Report offers global satellite industry snapshot

July 21st, 2017, Published in Articles: EE Publishers, Articles: EngineerIT, Articles: PositionIT


The Satellite Industry Association (SIA), a trade association representing the commercial satellite industry, has recently released its State of the Satellite Report June 2017, reporting on global satellite industry data from 2016.

The report has been prepared by consultancy Bryce Space and Technology, and is based on proprietary surveys, in-depth public information, and independent analysis among other sources.

Satellite industry breakdown according to revenue ($-billion), with further detail of the ground equipment (right) and service (left) segments (December 2016). (Information: SIA/Bryce)

Fig. 1: Satellite industry breakdown according to revenue ($-billion), with further detail of the ground equipment (right) and service (left) segments (December 2016). (Information: SIA/Bryce)

The report estimates the industry to be worth $260,5-billion, with revenues predominantly coming from ground equipment ($113,4-billion) and satellite services ($127,7-billion). The remainder of revenue is made from the satellite launch industry ($5,5-billion) and satellite manufacturing ($13,9-billion).
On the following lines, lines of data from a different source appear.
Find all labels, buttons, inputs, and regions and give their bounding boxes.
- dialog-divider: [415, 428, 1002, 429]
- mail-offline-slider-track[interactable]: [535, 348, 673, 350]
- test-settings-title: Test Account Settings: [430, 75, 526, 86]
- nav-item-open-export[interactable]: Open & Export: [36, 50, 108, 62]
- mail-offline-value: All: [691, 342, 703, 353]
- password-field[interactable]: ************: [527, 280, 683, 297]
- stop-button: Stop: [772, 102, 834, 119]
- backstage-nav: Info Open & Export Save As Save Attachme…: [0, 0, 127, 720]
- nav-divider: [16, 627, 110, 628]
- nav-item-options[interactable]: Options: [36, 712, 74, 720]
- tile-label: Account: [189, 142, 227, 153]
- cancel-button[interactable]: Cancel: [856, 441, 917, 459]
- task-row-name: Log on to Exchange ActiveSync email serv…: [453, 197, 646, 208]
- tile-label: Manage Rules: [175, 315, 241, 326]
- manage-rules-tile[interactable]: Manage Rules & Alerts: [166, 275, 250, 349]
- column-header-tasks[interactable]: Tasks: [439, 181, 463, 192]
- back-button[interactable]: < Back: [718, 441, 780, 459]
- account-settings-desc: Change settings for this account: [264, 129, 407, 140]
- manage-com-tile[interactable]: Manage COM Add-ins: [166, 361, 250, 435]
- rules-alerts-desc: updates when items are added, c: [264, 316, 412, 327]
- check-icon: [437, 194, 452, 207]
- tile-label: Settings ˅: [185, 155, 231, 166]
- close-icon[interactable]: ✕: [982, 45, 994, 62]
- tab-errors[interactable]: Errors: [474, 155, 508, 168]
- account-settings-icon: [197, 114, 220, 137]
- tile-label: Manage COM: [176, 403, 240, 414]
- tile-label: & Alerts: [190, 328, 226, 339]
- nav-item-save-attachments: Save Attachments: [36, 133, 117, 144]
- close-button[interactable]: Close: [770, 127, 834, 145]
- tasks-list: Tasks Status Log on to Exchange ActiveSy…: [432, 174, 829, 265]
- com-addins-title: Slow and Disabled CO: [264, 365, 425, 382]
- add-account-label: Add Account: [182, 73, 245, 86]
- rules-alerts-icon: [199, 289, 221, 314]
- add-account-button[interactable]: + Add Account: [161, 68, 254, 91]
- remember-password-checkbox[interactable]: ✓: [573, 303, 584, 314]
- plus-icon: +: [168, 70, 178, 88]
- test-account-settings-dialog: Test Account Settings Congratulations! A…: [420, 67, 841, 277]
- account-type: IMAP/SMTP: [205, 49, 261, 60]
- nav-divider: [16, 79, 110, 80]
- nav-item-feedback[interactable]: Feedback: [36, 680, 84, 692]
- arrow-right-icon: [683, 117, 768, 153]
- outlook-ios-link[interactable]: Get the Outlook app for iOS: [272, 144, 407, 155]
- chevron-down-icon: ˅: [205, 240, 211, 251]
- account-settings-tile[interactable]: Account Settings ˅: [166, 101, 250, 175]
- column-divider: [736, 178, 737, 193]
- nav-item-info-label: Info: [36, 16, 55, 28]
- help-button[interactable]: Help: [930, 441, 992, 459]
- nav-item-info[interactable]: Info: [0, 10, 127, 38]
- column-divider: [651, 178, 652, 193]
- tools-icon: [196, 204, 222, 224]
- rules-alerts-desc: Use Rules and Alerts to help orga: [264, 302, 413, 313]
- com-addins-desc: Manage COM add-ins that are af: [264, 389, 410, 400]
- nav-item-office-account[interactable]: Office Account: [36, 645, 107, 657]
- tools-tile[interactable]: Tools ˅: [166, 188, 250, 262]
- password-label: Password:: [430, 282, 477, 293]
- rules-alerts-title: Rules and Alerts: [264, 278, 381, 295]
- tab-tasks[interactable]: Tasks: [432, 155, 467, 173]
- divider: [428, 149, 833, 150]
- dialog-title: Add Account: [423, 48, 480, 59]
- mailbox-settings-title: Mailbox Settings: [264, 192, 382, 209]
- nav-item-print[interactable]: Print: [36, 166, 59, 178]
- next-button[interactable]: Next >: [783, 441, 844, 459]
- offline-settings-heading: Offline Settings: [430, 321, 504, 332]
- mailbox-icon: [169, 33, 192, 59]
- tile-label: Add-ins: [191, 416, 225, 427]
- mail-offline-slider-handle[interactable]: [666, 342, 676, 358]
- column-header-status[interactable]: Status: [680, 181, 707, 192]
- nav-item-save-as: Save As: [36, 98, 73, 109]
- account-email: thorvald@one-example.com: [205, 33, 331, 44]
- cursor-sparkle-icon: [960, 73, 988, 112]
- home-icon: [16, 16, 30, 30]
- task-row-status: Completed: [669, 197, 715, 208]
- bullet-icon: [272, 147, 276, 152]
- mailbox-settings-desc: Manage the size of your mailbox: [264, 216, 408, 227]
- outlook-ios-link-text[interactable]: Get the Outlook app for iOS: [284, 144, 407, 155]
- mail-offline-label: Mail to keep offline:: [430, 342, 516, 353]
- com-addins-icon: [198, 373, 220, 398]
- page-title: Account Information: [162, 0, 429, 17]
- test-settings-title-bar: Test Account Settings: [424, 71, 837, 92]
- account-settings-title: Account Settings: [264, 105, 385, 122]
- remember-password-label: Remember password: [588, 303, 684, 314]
The US still dominates market share (42%) of the global satellite industry, with the non-US satellite industry growing consistently.

Within the satellite services segment, consumer services account for $104,7-billion of the $127,7-billion in revenues, while fixed services comprise 17,4-billion of this revenue, mobile services $3,6-billion, and earth observation $2-billion.

Consumer services revenues for 2016 predominantly came from satellite TV ($97,7-billion), with satellite radio accounting for $5-billion in revenue and broadband for $2-billion. Both satellite radio and broadband revenues grew. Other satellite services that grew in revenue are earth observation and mobile satellite, the latter which includes revenues from the Ku and Ka-band fixed satellite service capacity.

Operational satellites by function (December 2016). (Information: SIA/Bryce)

Fig. 2: Operational satellites by function (December 2016). (Information: SIA/Bryce)

The ground equipment segment on the other hand is dominated by GNSS services, which account for $84,6-billion of revenues in this segment, with consumer equipment (satellite TV, radio and broadband) revenues making up $18,5-billion, and the remainder being network equipment (gateways, VSATs etc.) revenues valued at $10,3-billion. SIA has attributed the growth in satellite ground equipment revenues to satellite navigation and chipset sales.

According to the report, satellite manufacturing is still dominated by the US, which account for $8,9-billion of the $13,9-billion in revenue, with the remaining $5-billion comprising all other global satellite manufacturing. The majority of launch revenue ($3,3-billion), however, is attributed to non-US companies.

Of the 1459 operational satellites, 35% are commercial satellites, 19% are used for earth observation, 14% for government communication, 12% for R&D, 7% for navigation, 6% for military surveillance, 5% for science, 2% for meteorology, and the remaining 2% is divided equally between space observation and non-profit communication.

According to the report, the satellite industry makes up 77% of the space economy as a whole, with other activities accounting for another $77,6-billion of the global space economy which is estimated to be worth a total $339,8-billion.